Corroborando com essa intervenção, estudo semelhante16 caracteriza esse método como “Colônia Educativa”. O autor afirma o potencial dessa prática junto a uma abordagem multiprofissional, levando em consideração a problematização individual e coletiva com recurso lúdicos, figuras, alimentos fictícios, acompanhamentos de parâmetros bioquímicos e clínicos, além de fornecer momentos de lazer e dispersão para o indivíduo que convive com o DM, mascarando um efeito também de terapia associada à educação em saúde17.
Existem abordagens a exemplo da “meta-próxima” que pode ser aplicada em grupos ou na atenção individual, esse método diz respeito à projeção de metas estabelecidas pelo próprio indivíduo e a tentativa de alcance destas, dessa forma, projeta-se o que se quer alcançar, ocorrendo assim um estímulo de adoção a práticas de autocuidado.

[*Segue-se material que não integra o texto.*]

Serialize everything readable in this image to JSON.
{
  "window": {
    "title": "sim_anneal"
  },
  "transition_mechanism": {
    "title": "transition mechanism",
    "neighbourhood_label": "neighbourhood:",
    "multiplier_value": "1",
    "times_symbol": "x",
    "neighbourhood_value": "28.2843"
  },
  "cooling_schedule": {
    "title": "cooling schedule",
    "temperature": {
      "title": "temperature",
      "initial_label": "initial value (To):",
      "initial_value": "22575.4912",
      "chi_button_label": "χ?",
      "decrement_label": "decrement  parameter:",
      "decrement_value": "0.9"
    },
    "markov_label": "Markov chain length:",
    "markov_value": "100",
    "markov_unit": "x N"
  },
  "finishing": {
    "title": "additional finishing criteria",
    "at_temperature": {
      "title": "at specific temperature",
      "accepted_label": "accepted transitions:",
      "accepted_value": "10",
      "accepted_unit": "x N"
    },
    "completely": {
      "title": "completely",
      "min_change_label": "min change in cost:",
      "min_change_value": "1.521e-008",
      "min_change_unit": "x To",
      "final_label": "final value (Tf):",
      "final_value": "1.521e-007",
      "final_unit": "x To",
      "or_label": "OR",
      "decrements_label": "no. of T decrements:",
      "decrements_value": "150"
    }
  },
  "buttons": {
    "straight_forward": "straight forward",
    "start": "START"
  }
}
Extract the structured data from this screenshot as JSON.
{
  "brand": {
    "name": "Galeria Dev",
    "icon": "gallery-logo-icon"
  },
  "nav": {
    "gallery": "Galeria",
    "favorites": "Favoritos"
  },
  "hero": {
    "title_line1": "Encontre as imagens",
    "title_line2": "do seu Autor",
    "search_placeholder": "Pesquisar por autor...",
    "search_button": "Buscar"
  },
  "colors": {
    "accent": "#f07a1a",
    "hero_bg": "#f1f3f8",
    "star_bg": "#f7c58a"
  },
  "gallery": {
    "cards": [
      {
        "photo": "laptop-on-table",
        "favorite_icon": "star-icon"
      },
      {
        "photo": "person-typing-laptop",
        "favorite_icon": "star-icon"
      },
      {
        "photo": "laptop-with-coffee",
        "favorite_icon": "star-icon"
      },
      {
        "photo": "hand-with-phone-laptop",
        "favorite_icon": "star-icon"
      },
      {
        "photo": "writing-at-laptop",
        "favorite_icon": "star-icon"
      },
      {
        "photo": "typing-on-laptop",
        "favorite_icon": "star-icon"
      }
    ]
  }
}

É um instrumento motivador para o fortalecimento da adesão, baseado na disposição da pessoa com DM em seguir o planejamento que o próprio indivíduo realizou18. Nessa perspectiva de projeções ainda se encontra o uso de Bundles, ou seja, um pacote de comportamentos saudáveis que se seguidos, irão trazer inúmeros benefícios ao usuário.

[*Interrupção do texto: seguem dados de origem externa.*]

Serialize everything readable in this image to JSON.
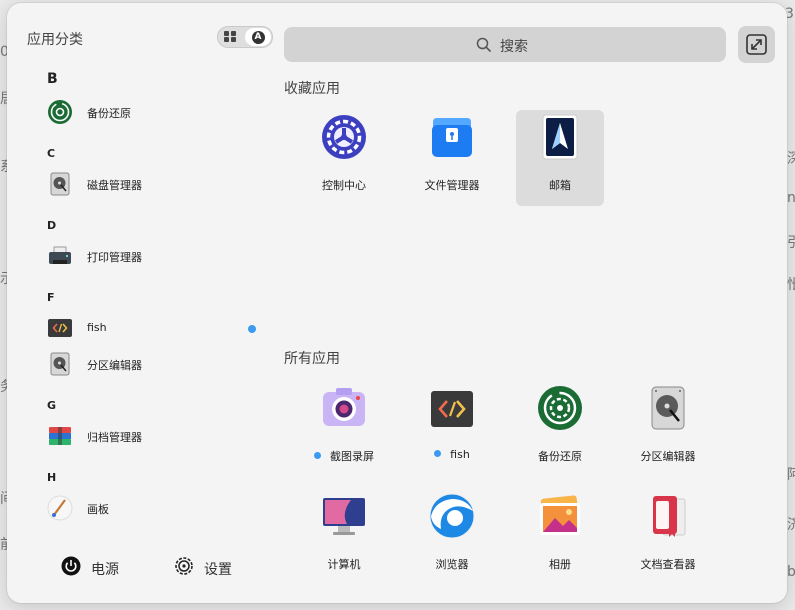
{
  "background_window": {
    "fragments": [
      "3",
      "0",
      "居",
      "系",
      "示",
      "务",
      "间",
      "前",
      "深",
      "nu",
      "引",
      "怅",
      "阿",
      "济",
      "b"
    ]
  },
  "launcher": {
    "category_title": "应用分类",
    "view_toggle": {
      "grid_icon": "grid-icon",
      "alpha_icon": "letter-a-icon",
      "alpha_char": "A",
      "active": "alphabetical"
    },
    "search": {
      "placeholder": "搜索",
      "icon": "search-icon"
    },
    "expand_icon": "expand-icon",
    "sidebar": {
      "groups": [
        {
          "letter": "B",
          "items": [
            {
              "label": "备份还原",
              "icon": "backup-restore-icon"
            }
          ]
        },
        {
          "letter": "C",
          "items": [
            {
              "label": "磁盘管理器",
              "icon": "disk-manager-icon"
            }
          ]
        },
        {
          "letter": "D",
          "items": [
            {
              "label": "打印管理器",
              "icon": "printer-icon"
            }
          ]
        },
        {
          "letter": "F",
          "items": [
            {
              "label": "fish",
              "icon": "terminal-icon"
            },
            {
              "label": "分区编辑器",
              "icon": "partition-editor-icon"
            }
          ]
        },
        {
          "letter": "G",
          "items": [
            {
              "label": "归档管理器",
              "icon": "archive-manager-icon"
            }
          ]
        },
        {
          "letter": "H",
          "items": [
            {
              "label": "画板",
              "icon": "drawing-board-icon"
            }
          ]
        }
      ]
    },
    "bottom": {
      "power": {
        "label": "电源",
        "icon": "power-icon"
      },
      "settings": {
        "label": "设置",
        "icon": "settings-icon"
      }
    },
    "favorites": {
      "title": "收藏应用",
      "apps": [
        {
          "label": "控制中心",
          "icon": "control-center-icon",
          "selected": false
        },
        {
          "label": "文件管理器",
          "icon": "file-manager-icon",
          "selected": false
        },
        {
          "label": "邮箱",
          "icon": "mail-icon",
          "selected": true
        }
      ]
    },
    "all_apps": {
      "title": "所有应用",
      "apps": [
        {
          "label": "截图录屏",
          "icon": "screenshot-icon",
          "new": true
        },
        {
          "label": "fish",
          "icon": "terminal-icon",
          "new": true
        },
        {
          "label": "备份还原",
          "icon": "backup-restore-icon",
          "new": false
        },
        {
          "label": "分区编辑器",
          "icon": "partition-editor-icon",
          "new": false
        },
        {
          "label": "计算机",
          "icon": "computer-icon",
          "new": false
        },
        {
          "label": "浏览器",
          "icon": "browser-icon",
          "new": false
        },
        {
          "label": "相册",
          "icon": "photo-album-icon",
          "new": false
        },
        {
          "label": "文档查看器",
          "icon": "document-viewer-icon",
          "new": false
        }
      ]
    },
    "colors": {
      "accent": "#3a9bf0",
      "panel": "#f4f4f4",
      "search_bg": "#d3d3d3"
    }
  }
}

Estudo propõe a utilização de Bundles, com cinco comportamentos relacionados ao tratamento com a insulina, sendo eles: conhecimento básico da insulina, uso e armazenamento da insulina, tratamento de hipoglicemia, prevenção de complicações e método de autoaplicação padronizada14. Sendo assim após submeter os participantes a esse pacote comportamental, foi possível evidenciar uma considerável melhora dos níveis glicêmicos, promoção da aprendizagem, esforço individual e cobrança coletiva, tendo em vista que a proposta foi trabalhada em grupos, o que estimula a adesão e empoderamento do indivíduo19.

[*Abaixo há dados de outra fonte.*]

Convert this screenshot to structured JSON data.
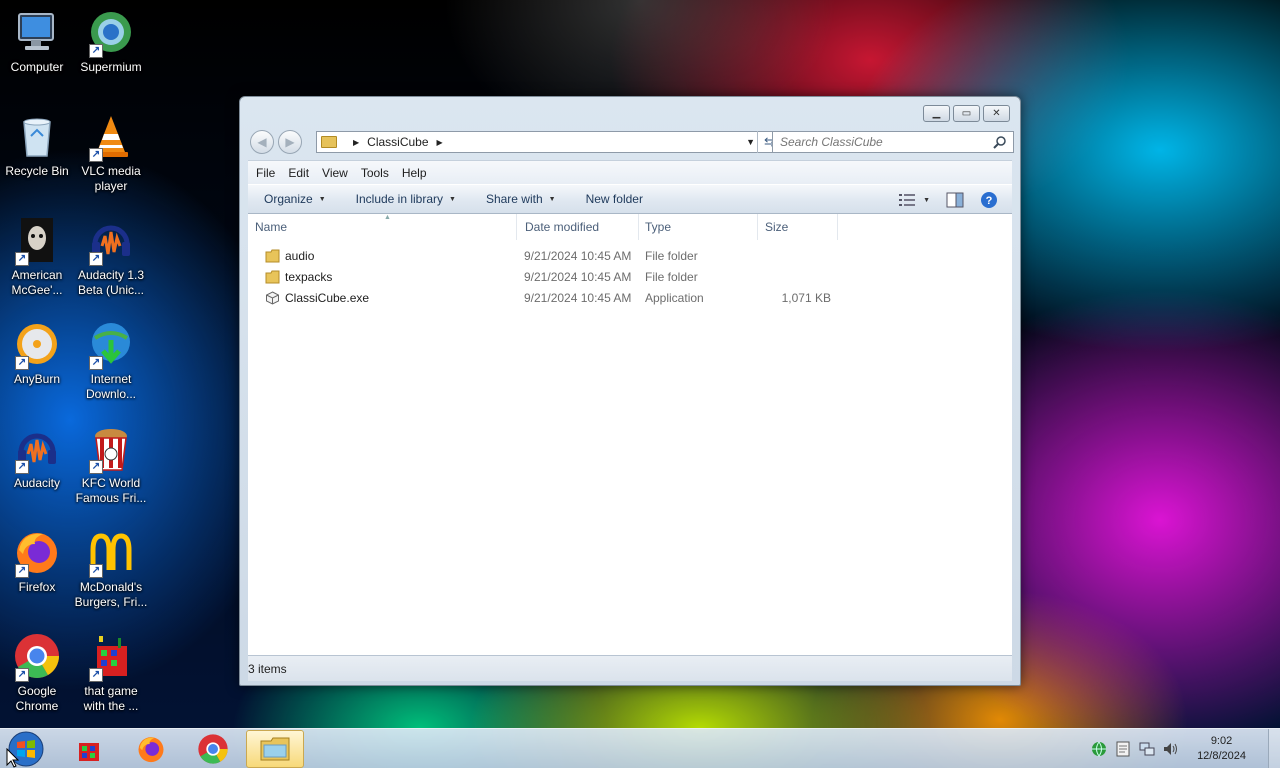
{
  "desktop": {
    "icons": [
      {
        "label": "Computer"
      },
      {
        "label": "Supermium"
      },
      {
        "label": "Recycle Bin"
      },
      {
        "label": "VLC media player"
      },
      {
        "label": "American McGee'..."
      },
      {
        "label": "Audacity 1.3 Beta (Unic..."
      },
      {
        "label": "AnyBurn"
      },
      {
        "label": "Internet Downlo..."
      },
      {
        "label": "Audacity"
      },
      {
        "label": "KFC World Famous Fri..."
      },
      {
        "label": "Firefox"
      },
      {
        "label": "McDonald's Burgers, Fri..."
      },
      {
        "label": "Google Chrome"
      },
      {
        "label": "that game with the ..."
      }
    ]
  },
  "explorer": {
    "breadcrumb": "ClassiCube",
    "search_placeholder": "Search ClassiCube",
    "menu": [
      "File",
      "Edit",
      "View",
      "Tools",
      "Help"
    ],
    "toolbar": {
      "organize": "Organize",
      "include_in_library": "Include in library",
      "share_with": "Share with",
      "new_folder": "New folder"
    },
    "columns": [
      "Name",
      "Date modified",
      "Type",
      "Size"
    ],
    "files": [
      {
        "name": "audio",
        "date": "9/21/2024 10:45 AM",
        "type": "File folder",
        "size": "",
        "icon": "folder-icon"
      },
      {
        "name": "texpacks",
        "date": "9/21/2024 10:45 AM",
        "type": "File folder",
        "size": "",
        "icon": "folder-icon"
      },
      {
        "name": "ClassiCube.exe",
        "date": "9/21/2024 10:45 AM",
        "type": "Application",
        "size": "1,071 KB",
        "icon": "application-icon"
      }
    ],
    "status": "3 items"
  },
  "taskbar": {
    "apps": [
      "start-orb",
      "that-game-icon",
      "firefox-icon",
      "chrome-icon",
      "explorer-icon"
    ],
    "active_app": "explorer-icon",
    "clock_time": "9:02",
    "clock_date": "12/8/2024"
  }
}
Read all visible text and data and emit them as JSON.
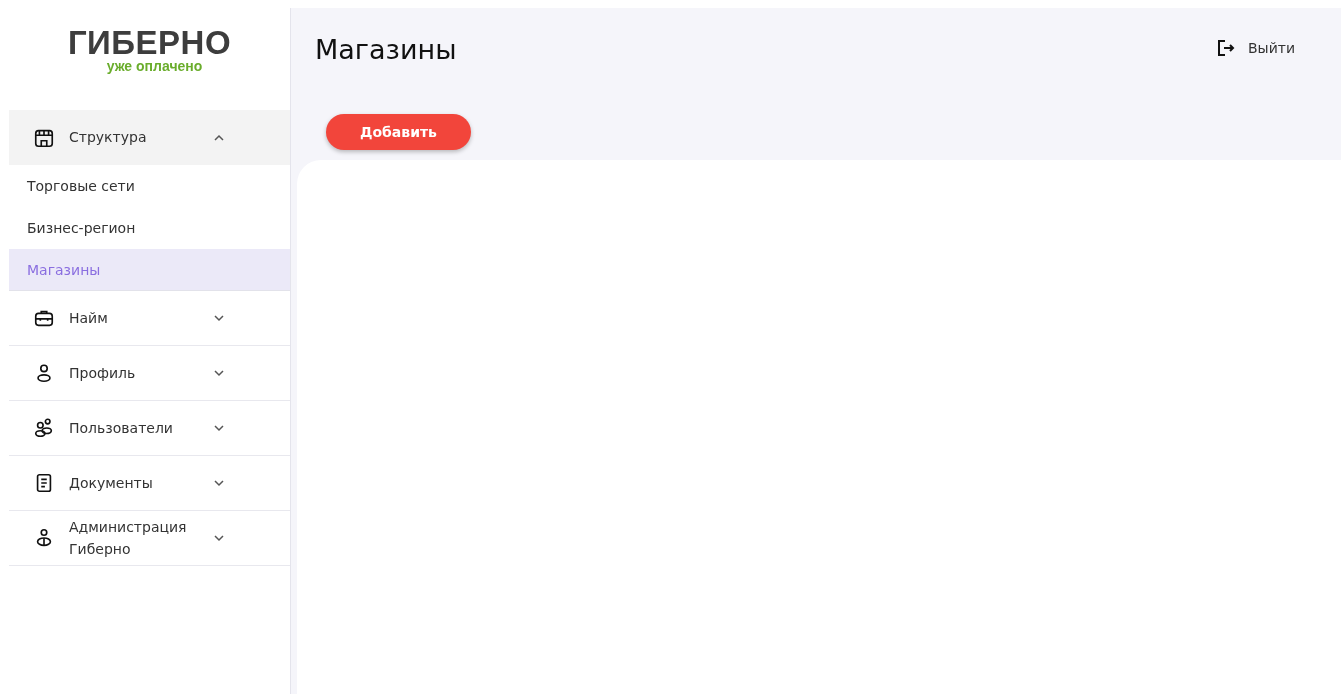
{
  "logo": {
    "name": "ГИБЕРНО",
    "tagline": "уже оплачено"
  },
  "sidebar": {
    "items": [
      {
        "label": "Структура",
        "expanded": true,
        "children": [
          {
            "label": "Торговые сети",
            "selected": false
          },
          {
            "label": "Бизнес-регион",
            "selected": false
          },
          {
            "label": "Магазины",
            "selected": true
          }
        ]
      },
      {
        "label": "Найм",
        "expanded": false
      },
      {
        "label": "Профиль",
        "expanded": false
      },
      {
        "label": "Пользователи",
        "expanded": false
      },
      {
        "label": "Документы",
        "expanded": false
      },
      {
        "label": "Администрация Гиберно",
        "expanded": false
      }
    ]
  },
  "header": {
    "title": "Магазины",
    "logout": "Выйти"
  },
  "add_button": "Добавить"
}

No tocante a intervenção educativa coletiva, estudo realizado em New York, evidencia uma outra abordagem que tem como foco o controle e cobrança coletiva, a “Gestão Comunitária”, nesse método são estabelecidas metas coletivas a serem alcançadas pelo grupo, e a gestão do DM ocorre na pluralidade, ou seja, todos os sujeitos participantes do grupo tem igual responsabilidade pelo planejamento realizado, essa estratégia apresenta um alto potencial de formação de vínculo, maior apoio social e consequentemente na adoção de práticas protetoras à saúde20-21.
É possível verificar a grande gama de possibilidades de intervenções educativas para o indivíduo que convive com o DM, abordagens metodológicas que se enquadram em diferentes situações e realidades, obedecendo ao objetivo que se propõe. Nesse sentido cabe ao educador selecionar com maestria qual o tipo de estratégia melhor representa o seu público alvo e a sua realidade, com vistas a garantir uma intervenção potencial para modificação de comportamentos, despertando nos indivíduos a reflexão crítica e posteriormente a vontade de aderir a práticas de autocuidado, incluindo o autogerenciamento da sua condição de saúde.
Conclusão
O presente estudo apresenta um panorama das principais estratégias educativas realizadas no âmbito nacional e internacional, oferecendo ao profissional, subsídios para implantação e implementação da prática educativa. Sendo assim apresenta-se a necessidade de investigações no tema, que contemplem as mais diversas realidades, benefícios e limitações das estratégias metodológicas aqui apresentadas, tal como adaptações ou elaboração de outras ferramentas que sejam fundamentadas em evidências científicas, atestando a sua efetividade junto à prática clínica.
Conflito de interesse
Os autores declaram não haver nenhum tipo de interesse econômico, social, pessoal ou de trabalho.